Le groupe de défense des droits de l'homme basé aux États-Unis, citant une source liée à la famille royale, a déclaré que le prince Faisal bin Abdullah, un fils du défunt roi Abdullah, avait été arrêté par les forces de sécurité le 27 mars alors qu'il s'isolait en raison de la pandémie de coronavirus lors d'une composé familial au nord-est de la capitale Riyad.

Reuters n'a pas pu vérifier immédiatement et indépendamment la détention.

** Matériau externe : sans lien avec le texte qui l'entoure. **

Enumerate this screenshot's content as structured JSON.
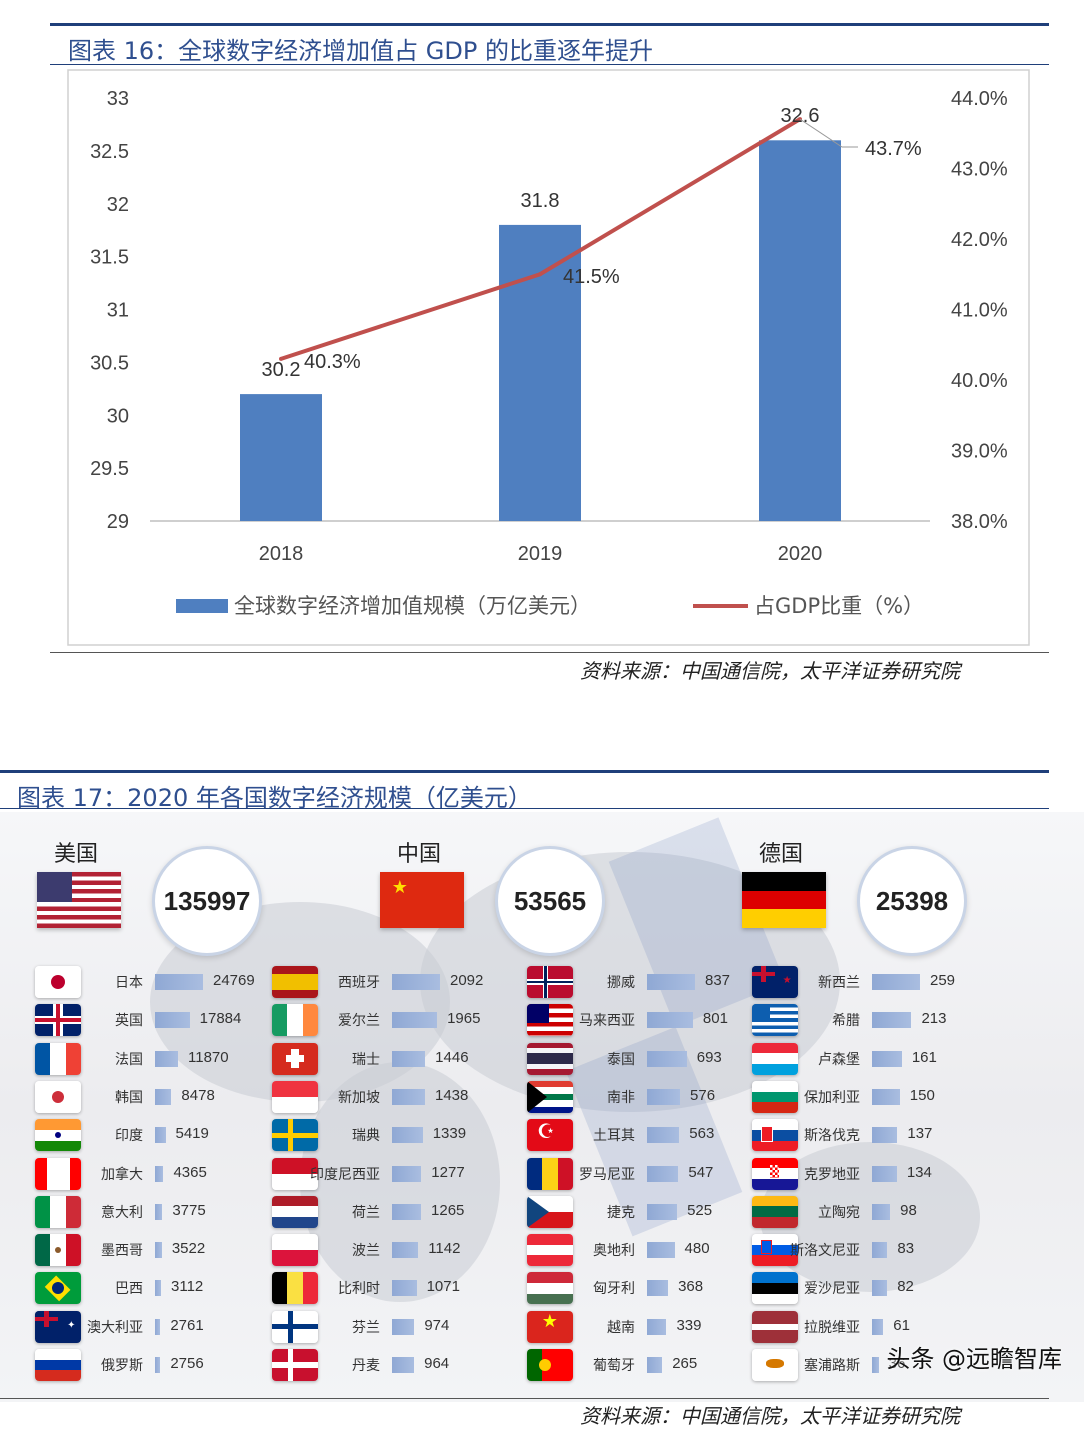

Le bureau des médias du gouvernement saoudien n'a pas immédiatement répondu à une demande détaillée de commentaires de Reuters.

Plus tôt en mars, les autorités avaient arrêté le frère du roi Salman, le prince Ahmed bin Abdulaziz, et l'ancien prince héritier Mohammed bin Nayef, qui a été remplacé lors d'un coup d'État en 2017 et assigné à résidence, ont indiqué des sources à Reuters.

Des sources ayant des liens royaux ont déclaré à l'époque que cette décision était un effort préventif pour assurer le respect au sein de la famille Al Saud au pouvoir avant une éventuelle succession au trône du prince héritier Mohammed bin Salman à la suite de la mort ou de l'abdication du roi.

Il n'était pas clair si la détention signalée du prince Faisal était liée à celles de début mars, qui ont également vu le fils d'Ahmed Nayef et le frère de Mohammed bin Nayef Nawaf détenus.

Les autorités saoudiennes n'ont pas commenté ces détentions, qui font suite à des répressions contre les dissidents dans lesquels des religieux, des intellectuels et des militants des droits de l'homme ont été arrêtés, et une campagne anti-corruption lancée en 2017 a attiré des dizaines de membres de la famille royale, de ministres et d'hommes d'affaires.

Les critiques ont déclaré que les campagnes faisaient partie des mesures prises par le prince héritier Mohammed, le fils du roi et le dirigeant de facto du royaume, pour consolider son emprise sur le pouvoir.

"Maintenant, nous devons ajouter le prince Faisal aux centaines de personnes détenues en Arabie saoudite sans base juridique claire", a déclaré Michael Page, directeur adjoint du Moyen-Orient chez HRW.

Le royaume a régulièrement nié les allégations de détention injuste. Les autorités ont déclaré l'année dernière que le gouvernement mettait un terme à la campagne anti-corruption après 15 mois, mais continuerait de poursuivre la greffe.

HRW a déclaré que le lieu ou le statut du prince Faisal n'étaient pas connus.

"La source a déclaré que le prince Faisal n'a pas critiqué publiquement les autorités depuis son arrestation en décembre 2017 et que les membres de sa famille sont préoccupés par sa santé car il souffre d'une maladie cardiaque", a-t-il ajouté.

Fin décembre 2017, un haut responsable saoudien a déclaré que le prince Faisal et un autre royal, le prince Meshaal bin Abdullah, avaient été libérés de l'hôtel Ritz-Carlton de Riyad, où se trouvaient des personnes prises dans la campagne anti-corruption, après avoir conclu un accord financier non divulgué avec le gouvernement.